Chattanooga suburb, Signal Mountain, rated best for raising children

Chattanooga suburb, Signal Mountain, rated best for raising children

December 27th, 2012 by Dave Flessner in Local Regional News

Signal Mountain Middle and High School

Photo by Allison Carter

Signal Mountain scores

* Population: 7,527

* GreatSchools city score: 10 (on 10-point scale)

* Median family income: $100,726

* Housing costs as a percent of income: 16.5 percent

* Hamilton County jobless rate: 7.3 percent

* Nearby city: Chattanooga

Source: U.S. Bureau of Labor Statistics, U.S. Bureau of Census, Bloomberg Business Week magazine


* Pelham, Ala.: This Birmingham suburb is home to the Alabama State Fair and boasts below-average unemployment and living costs and above-average income and schools.

* Peachtree City, Ga.: You don't need a car to get around Fayette County's largest city, which is cobwebbed with multi-use paths for pedestrians, bikes and golf carts. Named a Tree City USA, Peachtree boasts top-rated schools and is close to Atlanta.

* Holly Springs, N.C.: A suburb in North Carolina's Research Triangle, Holly Springs is near the area's best academic institutions but still maintains a slightly slower pace of life.

Signal Mountain is the best place in Tennessee to raise children, according to a new rating of small towns by Bloomberg Businessweek.

The mountaintop suburb of Chattanooga boasts top-rated schools, a median family income nearly twice the national average and a crime rate one-fifth the national average.

"I think this confirms what many of us have long known -- that this is a place where parents get involved in our schools and people care about their community," Signal Mountain Mayor Bill Lusk said.

"It's kind of like Mayberry," he said, referring to the fictitious North Carolina town popularized in "The Andy Griffith Show."

Businessweek identified the best small towns for families in each state after evaluating more than 3,200 places with populations between 5,000 and 50,000. Public school performance and safety were weighted most heavily, but the magazine also looked at the local job market, housing costs, commute time, poverty, adults' educational attainment, share of households with children, and diversity.

All three of Signal Mountain's public schools -- Nolan and Thrasher elementary schools and Signal Mountain Middle/High School -- got all A's in the state school report card for math, reading, social studies and science test results.

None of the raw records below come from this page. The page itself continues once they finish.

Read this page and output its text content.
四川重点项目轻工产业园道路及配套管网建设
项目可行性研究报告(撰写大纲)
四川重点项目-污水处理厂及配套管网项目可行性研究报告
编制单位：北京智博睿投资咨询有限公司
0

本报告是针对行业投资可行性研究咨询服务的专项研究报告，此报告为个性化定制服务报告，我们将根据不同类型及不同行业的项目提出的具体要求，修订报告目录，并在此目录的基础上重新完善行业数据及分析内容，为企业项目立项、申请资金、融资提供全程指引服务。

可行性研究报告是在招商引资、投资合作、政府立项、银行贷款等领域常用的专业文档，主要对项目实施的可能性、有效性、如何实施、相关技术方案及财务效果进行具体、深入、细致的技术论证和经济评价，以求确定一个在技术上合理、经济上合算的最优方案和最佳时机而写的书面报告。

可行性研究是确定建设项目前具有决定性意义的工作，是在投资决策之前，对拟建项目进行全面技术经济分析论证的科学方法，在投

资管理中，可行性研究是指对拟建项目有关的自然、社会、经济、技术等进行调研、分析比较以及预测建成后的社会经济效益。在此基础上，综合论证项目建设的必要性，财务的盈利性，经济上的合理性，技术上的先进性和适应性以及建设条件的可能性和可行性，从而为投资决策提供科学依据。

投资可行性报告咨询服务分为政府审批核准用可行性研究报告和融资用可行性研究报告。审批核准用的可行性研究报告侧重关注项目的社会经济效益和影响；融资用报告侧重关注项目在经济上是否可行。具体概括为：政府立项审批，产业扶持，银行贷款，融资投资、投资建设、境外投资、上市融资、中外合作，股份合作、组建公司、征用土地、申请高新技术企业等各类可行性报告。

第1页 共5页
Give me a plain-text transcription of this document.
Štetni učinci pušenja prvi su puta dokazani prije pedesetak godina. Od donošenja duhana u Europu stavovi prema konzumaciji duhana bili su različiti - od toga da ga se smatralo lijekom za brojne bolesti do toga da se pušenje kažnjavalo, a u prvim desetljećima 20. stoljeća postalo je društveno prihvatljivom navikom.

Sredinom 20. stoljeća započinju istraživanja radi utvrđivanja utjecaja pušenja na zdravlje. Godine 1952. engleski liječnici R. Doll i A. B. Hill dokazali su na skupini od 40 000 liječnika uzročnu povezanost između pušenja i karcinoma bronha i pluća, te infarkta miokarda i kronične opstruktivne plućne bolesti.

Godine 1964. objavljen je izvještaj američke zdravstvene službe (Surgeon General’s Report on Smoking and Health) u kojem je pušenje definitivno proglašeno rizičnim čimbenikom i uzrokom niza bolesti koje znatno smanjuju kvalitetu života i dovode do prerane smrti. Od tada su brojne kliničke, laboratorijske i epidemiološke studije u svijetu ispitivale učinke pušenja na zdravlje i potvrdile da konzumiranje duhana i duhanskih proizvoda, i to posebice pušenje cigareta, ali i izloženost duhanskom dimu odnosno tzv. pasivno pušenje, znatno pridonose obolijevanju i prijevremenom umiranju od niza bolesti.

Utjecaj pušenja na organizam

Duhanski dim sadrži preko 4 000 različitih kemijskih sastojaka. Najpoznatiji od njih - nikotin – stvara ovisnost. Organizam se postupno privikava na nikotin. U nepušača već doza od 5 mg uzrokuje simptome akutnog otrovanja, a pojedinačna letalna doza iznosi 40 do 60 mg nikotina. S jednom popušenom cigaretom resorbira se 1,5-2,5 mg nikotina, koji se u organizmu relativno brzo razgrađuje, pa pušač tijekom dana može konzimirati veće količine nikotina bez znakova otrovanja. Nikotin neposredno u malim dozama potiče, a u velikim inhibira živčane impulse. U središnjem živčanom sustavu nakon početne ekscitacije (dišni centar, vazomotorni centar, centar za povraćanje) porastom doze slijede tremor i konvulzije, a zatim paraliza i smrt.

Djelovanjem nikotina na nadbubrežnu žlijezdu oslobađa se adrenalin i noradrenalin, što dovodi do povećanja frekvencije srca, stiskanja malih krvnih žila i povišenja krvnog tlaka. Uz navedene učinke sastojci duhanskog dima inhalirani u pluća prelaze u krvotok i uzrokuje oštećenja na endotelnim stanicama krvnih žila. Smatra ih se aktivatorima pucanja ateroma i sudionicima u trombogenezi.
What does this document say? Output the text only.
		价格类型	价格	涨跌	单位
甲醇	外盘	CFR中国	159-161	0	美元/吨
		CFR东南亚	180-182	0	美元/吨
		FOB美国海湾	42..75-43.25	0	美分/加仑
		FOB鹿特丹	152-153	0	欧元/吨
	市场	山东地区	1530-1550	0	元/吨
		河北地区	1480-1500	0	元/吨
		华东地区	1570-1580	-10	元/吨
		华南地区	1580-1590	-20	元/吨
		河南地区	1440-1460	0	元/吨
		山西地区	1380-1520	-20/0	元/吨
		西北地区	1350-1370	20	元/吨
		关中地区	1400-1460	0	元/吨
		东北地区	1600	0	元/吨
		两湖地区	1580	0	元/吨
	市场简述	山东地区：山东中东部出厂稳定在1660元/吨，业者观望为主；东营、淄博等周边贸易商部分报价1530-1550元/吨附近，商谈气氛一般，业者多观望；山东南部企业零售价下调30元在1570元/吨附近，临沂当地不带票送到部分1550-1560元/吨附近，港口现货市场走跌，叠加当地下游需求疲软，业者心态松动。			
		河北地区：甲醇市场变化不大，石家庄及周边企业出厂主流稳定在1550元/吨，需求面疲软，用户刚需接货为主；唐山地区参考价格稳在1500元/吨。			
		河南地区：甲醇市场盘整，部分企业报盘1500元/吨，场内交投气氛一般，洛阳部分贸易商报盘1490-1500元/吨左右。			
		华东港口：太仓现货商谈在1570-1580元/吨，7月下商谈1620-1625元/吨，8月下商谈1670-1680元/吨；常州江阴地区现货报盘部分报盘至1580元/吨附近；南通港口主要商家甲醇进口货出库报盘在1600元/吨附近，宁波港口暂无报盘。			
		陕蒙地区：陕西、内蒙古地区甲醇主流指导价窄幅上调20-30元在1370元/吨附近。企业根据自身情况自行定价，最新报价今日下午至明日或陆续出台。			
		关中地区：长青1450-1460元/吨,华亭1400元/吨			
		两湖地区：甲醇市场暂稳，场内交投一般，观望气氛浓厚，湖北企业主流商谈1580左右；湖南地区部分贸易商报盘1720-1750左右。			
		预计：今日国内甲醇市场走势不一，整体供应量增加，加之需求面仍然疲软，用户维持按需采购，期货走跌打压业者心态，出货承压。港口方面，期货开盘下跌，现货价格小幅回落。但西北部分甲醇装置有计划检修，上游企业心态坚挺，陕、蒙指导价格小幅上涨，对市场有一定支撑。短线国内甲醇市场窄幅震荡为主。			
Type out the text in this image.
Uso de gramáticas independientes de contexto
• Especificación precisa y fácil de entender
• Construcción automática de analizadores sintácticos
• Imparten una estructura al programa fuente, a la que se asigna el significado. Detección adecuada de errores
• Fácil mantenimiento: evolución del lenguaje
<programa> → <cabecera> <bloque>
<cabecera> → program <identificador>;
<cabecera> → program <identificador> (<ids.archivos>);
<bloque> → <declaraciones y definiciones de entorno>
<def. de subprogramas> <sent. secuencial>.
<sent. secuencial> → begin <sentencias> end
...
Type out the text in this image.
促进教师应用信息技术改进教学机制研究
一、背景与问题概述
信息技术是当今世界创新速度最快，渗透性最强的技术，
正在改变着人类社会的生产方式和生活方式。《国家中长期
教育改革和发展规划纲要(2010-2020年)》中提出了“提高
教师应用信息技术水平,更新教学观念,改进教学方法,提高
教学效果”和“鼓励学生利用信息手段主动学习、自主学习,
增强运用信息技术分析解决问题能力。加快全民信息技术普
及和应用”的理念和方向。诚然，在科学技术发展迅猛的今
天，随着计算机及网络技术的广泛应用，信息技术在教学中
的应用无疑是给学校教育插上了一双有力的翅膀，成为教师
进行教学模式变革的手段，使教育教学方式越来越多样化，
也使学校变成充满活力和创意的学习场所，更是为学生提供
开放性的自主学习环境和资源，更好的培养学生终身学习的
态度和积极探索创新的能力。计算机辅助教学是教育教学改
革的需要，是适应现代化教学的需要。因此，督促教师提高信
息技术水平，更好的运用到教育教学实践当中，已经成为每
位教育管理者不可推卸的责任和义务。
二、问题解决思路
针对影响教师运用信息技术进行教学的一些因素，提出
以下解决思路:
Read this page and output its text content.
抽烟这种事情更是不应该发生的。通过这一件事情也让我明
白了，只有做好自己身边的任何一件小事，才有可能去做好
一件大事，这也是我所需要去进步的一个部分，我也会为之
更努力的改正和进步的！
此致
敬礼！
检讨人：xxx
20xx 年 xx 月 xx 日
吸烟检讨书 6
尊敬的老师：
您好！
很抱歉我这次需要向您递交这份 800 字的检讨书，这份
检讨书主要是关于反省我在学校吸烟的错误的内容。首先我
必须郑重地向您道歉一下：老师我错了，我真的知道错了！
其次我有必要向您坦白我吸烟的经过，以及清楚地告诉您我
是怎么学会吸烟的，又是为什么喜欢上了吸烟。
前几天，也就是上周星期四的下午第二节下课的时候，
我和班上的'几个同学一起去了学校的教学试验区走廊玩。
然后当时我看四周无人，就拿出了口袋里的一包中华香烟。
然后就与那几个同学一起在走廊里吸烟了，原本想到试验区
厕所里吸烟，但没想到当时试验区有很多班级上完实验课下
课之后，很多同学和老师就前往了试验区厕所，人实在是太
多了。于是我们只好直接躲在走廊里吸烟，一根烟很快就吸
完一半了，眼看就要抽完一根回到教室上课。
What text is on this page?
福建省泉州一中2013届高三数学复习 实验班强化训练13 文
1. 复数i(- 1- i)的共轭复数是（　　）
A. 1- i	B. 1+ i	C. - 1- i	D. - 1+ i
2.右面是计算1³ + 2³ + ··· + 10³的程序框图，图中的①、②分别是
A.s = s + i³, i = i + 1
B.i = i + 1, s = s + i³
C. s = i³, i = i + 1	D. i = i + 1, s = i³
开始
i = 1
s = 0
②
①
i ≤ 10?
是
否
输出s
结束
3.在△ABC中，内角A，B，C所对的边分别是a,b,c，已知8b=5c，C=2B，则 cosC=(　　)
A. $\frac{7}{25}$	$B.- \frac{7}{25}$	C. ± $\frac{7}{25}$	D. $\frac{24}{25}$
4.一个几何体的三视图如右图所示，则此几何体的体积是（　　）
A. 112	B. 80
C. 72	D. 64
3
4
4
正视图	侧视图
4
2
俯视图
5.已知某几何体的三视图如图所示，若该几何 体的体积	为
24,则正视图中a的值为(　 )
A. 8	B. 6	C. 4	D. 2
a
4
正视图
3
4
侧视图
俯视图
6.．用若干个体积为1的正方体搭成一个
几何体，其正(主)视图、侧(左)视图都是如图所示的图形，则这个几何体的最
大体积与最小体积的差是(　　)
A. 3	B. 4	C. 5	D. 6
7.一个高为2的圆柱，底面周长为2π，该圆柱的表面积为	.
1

"I definitely think our schools are top-notch and are a drawing card for the mountain," said Dr. Jonathan Welch, a Signal Mountain native and dentist who was elected to the Hamilton County Board of Education last year.

The schools are aided by the Mountain Education Foundation, which raises private donations each year to pay for arts and enrichment programs, classroom technology, science materials and music programs. In the current year, the foundation is providing $119,919 to Signal Mountain Middle/High, $98,200 to Nolan Elementary and $86,380 to Thrasher Elementary. Thrasher's PTA also recently helped raise money to provide classroom iPads to each student.

"I do think that Signal Mountain is unique and magical and what makes it so special is that the parents are involved," said Jack Kruesi, a resident and developer who built the Fox Run subdivision over the past 30 years and is proposing the 199-lot Wild Ridge at Fox Run. "It's still small enough up here that people know their neighbors and there is a real sense of community."

Although it is only a 20-minute drive from downtown Chattanooga, Lusk said, Signal Mountain is "still a wilderness," with 70 percent of the land covered with tree canopy.

The community was typical of suburban towns close to major cities with good schools that topped the Businessweek list of best towns across the country.

The Businessweek list included communities with median family incomes up to $115,866, the lower limit for the wealthiest 20 percent of U.S. families.

The median family income on Signal is $100,726, almost twice the U.S. median of $52,762, census figures show.

For all of its attraction, however, Signal Mountain scored low for diversity. In the 2010 census, 97.5 percent of the residents on Signal Mountain were white -- the second highest of any city of more than 5,000 people in all of Tennessee. Only Tellico Village, which was 98.8 percent white in the 2010 census, was more racially segregated, according to Census Bureau figures.